A shared vision for the future
Nourdine Bihmane – Head of Growing Markets, Decarbonization and Marketing, Atos
When COP26 was first announced, the expectation was that the lead-up to the United Nations Climate Change Conference in 2020 would see a ‘race to net zero’. Then the pandemic hit, throwing many of these aspirations into confusion as countries responded to the most significant global health crisis in over a century. Yet despite this disruption, the push to combat climate change and future-proof economies has only intensified. As governments come to thinking in driving the post-pandemic recovery, tackling climate change and, crucially, accelerating digital transformation needs to be at the forefront.
The scale of the challenge
Achieving net zero requires fundamental transformation of our economies and industries, something that can only be achieved by deploying new technologies on an unprecedented scale. Digital tools have already upended many sectors by substituting carbon-intensive activity with virtual alternatives. Indeed, during the Covid-19 pandemic, it was these tools that not only sustained essential services and enabled millions to continue working, but also allowed many of us to reduce our carbon footprints at the same time. Technologies including AI, IoT and blockchain have the potential to unlock even greater efficiencies for individuals and businesses, delivering less waste, significantly reducing the use of resources, and cutting carbon emissions further.
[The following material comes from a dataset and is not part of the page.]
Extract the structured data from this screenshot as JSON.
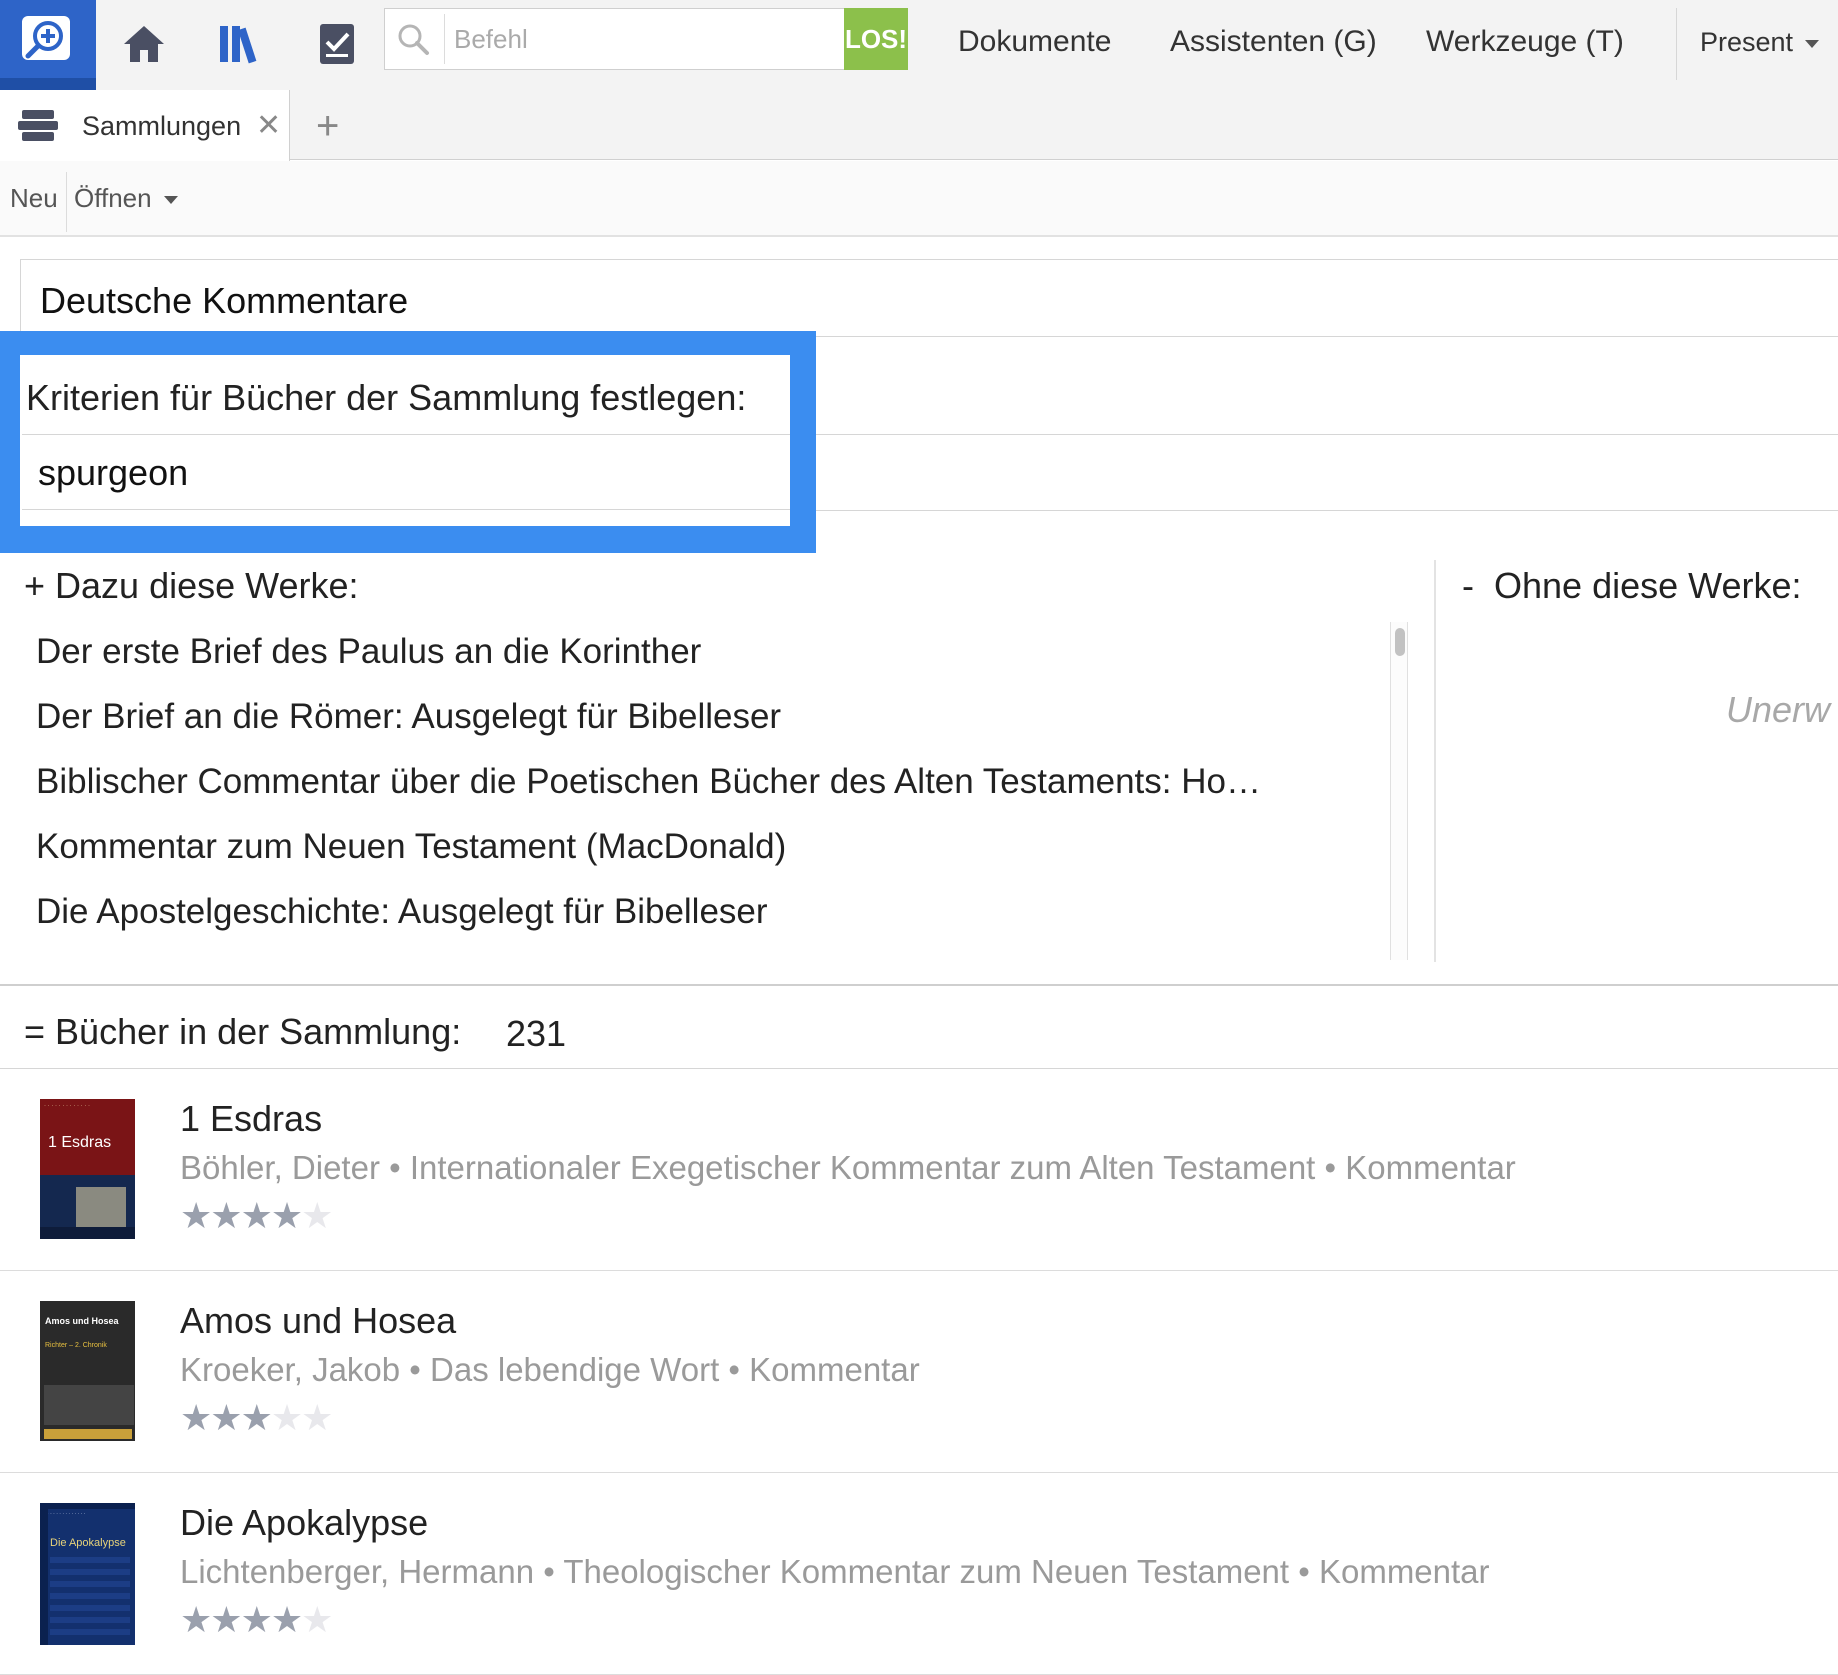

By 2030, global carbon emissions must be cut in half; yet between 2009 and 2019, average emissions rose by 1.5% each year. Faced with this challenge, governments are legislating, investors are asking tougher questions, and society is demanding action. Raising ambitions is the easy part; the aim now should be to apply the technologies to deliver on these goals. There is a broad consensus around the need to act and an increasingly common vision for the type of future we can create through net zero.
Looking beyond COP26
It is humanity’s genius for innovation which has time and time again come to its rescue. This was the case with the Information Technology Revolution at the end of the last century and the Industrial Revolution before that: human ingenuity unlocked possibilities for growth and a better quality of life in the face of challenges that at first seemed insurmountable. This is the spirit in which we should approach the 2021 United Nations Climate Change Conference in Glasgow, setting out a shared vision for how we can use our innate capacity to invent and create – not just to overcome climate change, but to build a safer, fairer and more sustainable world for future generations.